Financially independent and confident, Ekaterina decided she needed a practical approach to her love life. Her company, iTrack, is integrating CRM, and so she replaced Tinder and other apps with a business-like approach.
“Building a relationship is similar to finding partners, clients or contractors for your company,” Ekaterina said. “You need to identify a potential 'pool' of candidates and take them through the 'sales funnel': the first contact, the feedback, the offer, and finally the first transaction.”
For her, CRM was an instrument to facilitate communication, remind about dates, store a brief description of men, as well as “effectively negotiate with every candidate.”
“If you want to find a great match, you have to meet many people, and CRM is very helpful,” she said.
To start, Ekaterina had a list of requirements for her future husband. He had to be older, with good manners, work in tech like herself, and not drink alcohol. She already had two sons, so her potential partner had to be childless and prepared to raise her kids as his own.
Ekaterina didn’t have any particular requirements for his financial status, but he had to to provide for himself. Also, he had to be an ethnic Korean, like herself.
“My first husband came from another background: traditions and cuisine are important to me,” Ekaterina said.
Approximately 500,000 ethnic Koreans reside in the former Soviet Union, primarily in the now-independent states of Central Asia. As a child, Ekaterina studied the language, took a trip to Korea and supports her culture.
Because of her specific criteria, Ekaterina started looking for candidates in online communities, such as Korean groups on Facebook and other social networks. “I also handpicked some candidates, for example, on dating websites.”
Finally, she found 43 people that fit her basic requirements. Ekaterina divided the selection process in stages, such as: "first contact;" “good impression;” “second date;” “fell in love;” “sex;” “meeting children;” and "marriage." She also had a grading system according to her requirements.
She put others in another group who didn’t pass her scoring, but who nevertheless managed to create a good impression.
“There were many candidates and different channels of communications, so I integrated all my messengers with CRM,” Ekaterina said. “This stored all the message history in one place.”
Just like a sales person, she filled in the additional information about the 'prospective client' after every meeting, including hobbies, work, values, and background. CRM was also able to send men messages automatically, for example, a postcard on their birthday saying:
“Happy birthday, …! Great to meet you.”
Clinching the 'deal'
Only eight candidates out of 43 men made it to the second date. “Some didn’t fit my criteria, while others decided they weren't interested.”

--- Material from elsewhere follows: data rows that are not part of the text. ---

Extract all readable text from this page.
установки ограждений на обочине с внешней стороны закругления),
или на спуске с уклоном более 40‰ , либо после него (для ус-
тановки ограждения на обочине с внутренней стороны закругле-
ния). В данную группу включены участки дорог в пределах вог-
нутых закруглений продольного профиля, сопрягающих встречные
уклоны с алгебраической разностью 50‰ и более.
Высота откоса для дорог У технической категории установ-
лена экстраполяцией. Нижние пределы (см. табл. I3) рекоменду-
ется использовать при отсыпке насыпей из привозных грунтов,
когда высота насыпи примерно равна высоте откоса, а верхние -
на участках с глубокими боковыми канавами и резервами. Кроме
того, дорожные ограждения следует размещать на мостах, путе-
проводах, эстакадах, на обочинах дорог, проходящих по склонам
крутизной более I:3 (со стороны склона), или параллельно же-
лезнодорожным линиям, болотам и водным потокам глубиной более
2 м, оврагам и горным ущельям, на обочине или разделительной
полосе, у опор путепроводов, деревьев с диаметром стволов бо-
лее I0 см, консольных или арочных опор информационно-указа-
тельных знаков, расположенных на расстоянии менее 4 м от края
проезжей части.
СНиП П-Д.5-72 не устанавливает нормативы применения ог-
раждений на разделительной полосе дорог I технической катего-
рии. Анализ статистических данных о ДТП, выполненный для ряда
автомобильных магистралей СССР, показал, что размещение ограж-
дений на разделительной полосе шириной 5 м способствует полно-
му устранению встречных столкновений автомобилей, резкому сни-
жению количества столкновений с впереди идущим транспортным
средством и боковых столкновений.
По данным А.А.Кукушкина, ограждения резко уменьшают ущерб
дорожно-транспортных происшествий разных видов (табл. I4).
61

Ekaterina had to close her 'deal,' otherwise she'd have to start from the beginning. To attract attention, she launched an ad campaign on social networks, promoting her personal page and seminars. She targeted potential candidates. “My goal was to remind people of myself.”
The second date brought Ekaterina a couple of other disappointments: five men had to go, and only three were left.
“Only one guy made it to the final. The risk was huge: sex, and the meeting with the children hadn't yet taken place.”
In the end, that only candidate successfully 'passed' the final stages and made it to the next level.
“He's a great husband and a loving father to the boys from my previous marriage and our common daughter, who is now three years old,” said Ekaterina. “We bought an apartment and are developing a business together.”
After publishing an article about her experience on vc.ru, an online Russian magazine for tech entrepreneurs, Ekaterina received many requests to develop a high-tech solution for finding a love partner. However, she said that she's not planning to do this, and prefers to focus on her core business.